In plain terms, Weaviate processes and organizes your data in such a way that objects can be retrieved based on their similarity to a query. In order for it to perform these tasks at speed, Weaviate does two things that traditional databases do not. They are:
- Quantifying similarity, and
- Indexing vector data
These aspects enable Weaviate to do what it does.
Quantifying similarity
As we've mentioned, vector searches are similarity-based, but what does that actually mean? How do we determine that two pieces of data are "similar"? What does it mean for two pieces of text, two images, or two objects in general, to be similar?
This is a relatively simple idea that is actually incredibly interesting and intricate once we start to dive into the details.

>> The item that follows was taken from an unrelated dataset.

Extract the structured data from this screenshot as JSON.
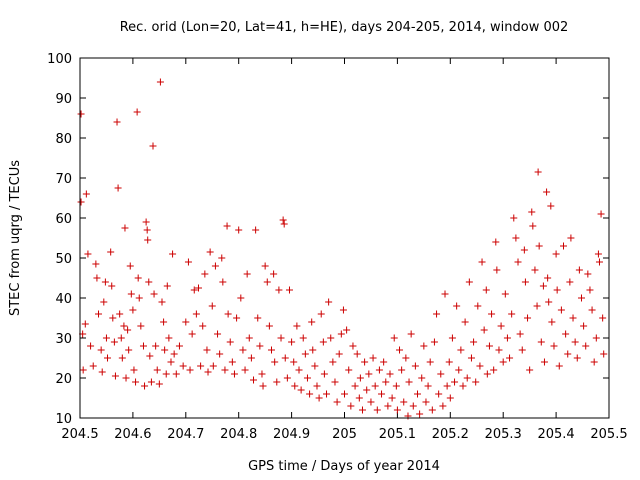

But for now, you should know that machine learning (ML) models are key to this whole process. Similar models to those that allows clever text generation from prompts power vector searches. Instead of generating new text, here these models capture "meaning" of pieces of text or other media. We will cover this in more detail later on.
Indexing (vector) data
Vector searches can be very computationally intensive.
To overcome this problem, Weaviate uses a combination of indexes including an approximate nearest neighbor (ANN) index and an inverted index. They respectively allow Weaviate to perform extremely fast vector searches, as well as to filter data using Boolean criteria on data.
We will get into this in more detail later - but for now, it's enough to know that Weaviate can perform fast vector searches as well as filtering.
Review
In this section, you learned about what vectors are and how Weaviate utilizes them at a very high level. You have also been introduced to Weaviate's two key capabilities that helps it to enable vector search at speed.
Review exercise
Can you describe, in your own words, what vectors are?
Key takeaways
- A vector is a series of numbers that capture the meaning or essence of objects.
- Machine learning models help quantify similarity between different objects, which is essential for vector searches.
- Weaviate uses a combination of approximate nearest neighbor (ANN) index and an inverted index to perform fast vector searches with filtering.